There is an early espionage device where voices from the lower piazza outside are conveyed through a horn in the wall (resembling an air canal?), to a statute inside.
Arca Musarhthmica
The arca musarythmica is a device by which a non-musician could compose a piece of four-part music using prearranged musical fragments inscribed in wands arranged in columns inside the box. Each type of wand corresponded to a particular metrical unit e.g. 4, 5, or 6 syllables, and on each wand there were examples of florid counterpoint on one side and more simple note-against-note settings on the other. Once the phrase to be set had been analyzed into its fundamental syllabic units, each of these could be set to an example taken from a wand of the appropriate type.

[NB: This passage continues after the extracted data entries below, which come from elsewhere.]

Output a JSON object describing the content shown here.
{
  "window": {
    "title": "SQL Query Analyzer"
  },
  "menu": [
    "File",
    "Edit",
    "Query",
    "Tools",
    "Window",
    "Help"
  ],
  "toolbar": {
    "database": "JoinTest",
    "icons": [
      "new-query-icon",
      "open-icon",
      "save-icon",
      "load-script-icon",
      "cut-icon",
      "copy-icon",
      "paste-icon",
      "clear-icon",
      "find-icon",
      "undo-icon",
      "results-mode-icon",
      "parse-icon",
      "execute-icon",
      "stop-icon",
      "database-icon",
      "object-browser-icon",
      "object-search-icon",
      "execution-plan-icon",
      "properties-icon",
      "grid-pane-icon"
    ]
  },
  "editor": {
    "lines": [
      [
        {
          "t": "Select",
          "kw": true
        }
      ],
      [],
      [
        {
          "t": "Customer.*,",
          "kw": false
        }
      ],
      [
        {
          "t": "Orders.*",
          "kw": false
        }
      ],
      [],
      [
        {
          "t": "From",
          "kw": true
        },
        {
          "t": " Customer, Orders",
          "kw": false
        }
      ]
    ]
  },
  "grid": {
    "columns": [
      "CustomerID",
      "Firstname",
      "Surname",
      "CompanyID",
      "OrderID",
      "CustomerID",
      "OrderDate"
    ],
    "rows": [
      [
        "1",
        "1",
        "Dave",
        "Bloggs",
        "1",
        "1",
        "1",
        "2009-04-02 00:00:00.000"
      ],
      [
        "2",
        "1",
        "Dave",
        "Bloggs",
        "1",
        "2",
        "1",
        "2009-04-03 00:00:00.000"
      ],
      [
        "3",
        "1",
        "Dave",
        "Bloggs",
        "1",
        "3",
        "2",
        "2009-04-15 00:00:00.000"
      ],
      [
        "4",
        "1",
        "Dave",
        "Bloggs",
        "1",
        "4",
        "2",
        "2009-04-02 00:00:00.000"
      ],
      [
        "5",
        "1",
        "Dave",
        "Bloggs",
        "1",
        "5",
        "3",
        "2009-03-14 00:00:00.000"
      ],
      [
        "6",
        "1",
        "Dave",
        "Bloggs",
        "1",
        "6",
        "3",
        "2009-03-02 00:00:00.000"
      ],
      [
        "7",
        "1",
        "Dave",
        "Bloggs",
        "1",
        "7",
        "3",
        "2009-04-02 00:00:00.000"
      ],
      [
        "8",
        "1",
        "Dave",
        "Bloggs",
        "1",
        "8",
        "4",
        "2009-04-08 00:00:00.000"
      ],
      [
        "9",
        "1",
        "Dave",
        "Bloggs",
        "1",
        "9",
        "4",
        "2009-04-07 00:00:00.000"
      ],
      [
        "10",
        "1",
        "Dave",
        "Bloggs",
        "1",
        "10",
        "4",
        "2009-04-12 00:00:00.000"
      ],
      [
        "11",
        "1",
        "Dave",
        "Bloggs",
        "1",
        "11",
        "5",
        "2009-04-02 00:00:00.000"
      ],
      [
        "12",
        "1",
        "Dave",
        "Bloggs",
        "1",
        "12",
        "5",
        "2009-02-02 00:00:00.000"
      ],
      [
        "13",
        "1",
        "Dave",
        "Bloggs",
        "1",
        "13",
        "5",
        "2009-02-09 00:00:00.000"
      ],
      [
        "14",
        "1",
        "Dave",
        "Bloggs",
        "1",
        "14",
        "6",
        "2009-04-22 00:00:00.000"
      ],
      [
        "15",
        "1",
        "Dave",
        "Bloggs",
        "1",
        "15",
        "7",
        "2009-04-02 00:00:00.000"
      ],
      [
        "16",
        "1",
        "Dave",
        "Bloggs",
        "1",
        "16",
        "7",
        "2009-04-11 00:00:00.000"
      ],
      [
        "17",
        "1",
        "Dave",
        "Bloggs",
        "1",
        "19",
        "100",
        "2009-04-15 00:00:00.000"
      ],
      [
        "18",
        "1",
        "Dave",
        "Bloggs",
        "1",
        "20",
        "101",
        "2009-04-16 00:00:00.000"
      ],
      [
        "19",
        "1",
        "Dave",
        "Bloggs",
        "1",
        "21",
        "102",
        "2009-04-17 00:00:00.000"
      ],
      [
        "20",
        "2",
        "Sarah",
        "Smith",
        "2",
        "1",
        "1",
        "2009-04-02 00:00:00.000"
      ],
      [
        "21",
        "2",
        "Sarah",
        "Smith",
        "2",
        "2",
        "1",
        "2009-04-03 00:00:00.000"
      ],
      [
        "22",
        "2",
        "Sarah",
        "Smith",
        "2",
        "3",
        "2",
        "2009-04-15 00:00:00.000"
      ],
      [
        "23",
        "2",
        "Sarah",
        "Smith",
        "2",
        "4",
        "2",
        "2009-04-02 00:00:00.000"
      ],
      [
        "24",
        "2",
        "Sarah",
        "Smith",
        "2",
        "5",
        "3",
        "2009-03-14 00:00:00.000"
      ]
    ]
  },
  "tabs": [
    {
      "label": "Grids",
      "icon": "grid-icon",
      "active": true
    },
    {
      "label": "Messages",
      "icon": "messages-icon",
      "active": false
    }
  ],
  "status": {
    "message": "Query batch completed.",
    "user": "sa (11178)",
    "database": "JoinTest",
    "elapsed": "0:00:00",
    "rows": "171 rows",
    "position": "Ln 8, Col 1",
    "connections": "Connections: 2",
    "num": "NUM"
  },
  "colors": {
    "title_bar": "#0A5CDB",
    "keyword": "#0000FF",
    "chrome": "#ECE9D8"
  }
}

The device allowed non-musicians to compose church music. It used combinatorial techniques to produce millions of pieces of four part polyphonic music.
Athanasius wrote,
Mechanical music-making is nothing more than a particular system invented by us whereby anyone, even the ἀμουσος [unmusical] may, through various applications of compositional instruments compose melodies according to a desired style. We shall briefly relate how this mechanical music-making is done and, lest we waste time with prefatory remarks, we shall begin with the construction of the Musarithmic Ark.
The arca was a box containing wooden rods or slats. Each slat has numbers which corresponds to notes in a scale or mode, and assorted rhythmic treatments.
Deep Dive
Kircher promised that the device could automatically generate musical settings for four-voice chorus of any given text, in any language. The ark holds a set of data tables, which together with a list of rules for how to use the tables, amounts to a computation device for composing music.
Kircher presented this as an embodiment of mathematical permutations. Like many of his seventeenth-century contemporaries, he understood music as sounding number, an embodiment of the mathematical order inherent in God’s created universe, and a reflection of the perfection of God himself. Out of the infinite variety of possible combinations of notes and rhythms, the user of the ark selects a specific set of permutations and thus imitates God in his original act of creation.
The use the arca you’d
- prepare a text in Latin or another language, divided into short and long syllables.
- choose the aspects of musical setting you want the ark to create
- the style and texture of the music
- the mood or character which determines the choice of one of 12 musical tones.
- the meter (duple meter, triple minor, or triple major) or florid style
- Syntagma - divisions of the arc
- Pinax - each Syntagma has a set of rods or pinakes
- Column - each pinax has columns of data, either free choice or based on the order of lines in the poem.
- Write the music down - using palimpsest phontacticum, or music paper you’d draw out staves and put appropriate clefs for the voices
- Match the pitches, rhythms and syllables
- Make adjustments, for example if notes go out of range shift them by octaves.
Organum Mathematicum
The OM was an information device or teaching machine, that could be used for calculations including arithmetic, cryptography, and music. Some features :
- Music - rods could be used to compose music
- Cryptography - rods could encrypt and decrypt using cyclic transposition cyphers, based on a keyword.
- Astrology - This section had tables describing movements for the visible planets, and the constellation Draco, and also provided astrological interpretations for the 12 zodiac signs.
- Chronology - the rods could be use to determine the date of Easter and other holidays positioned relative to it.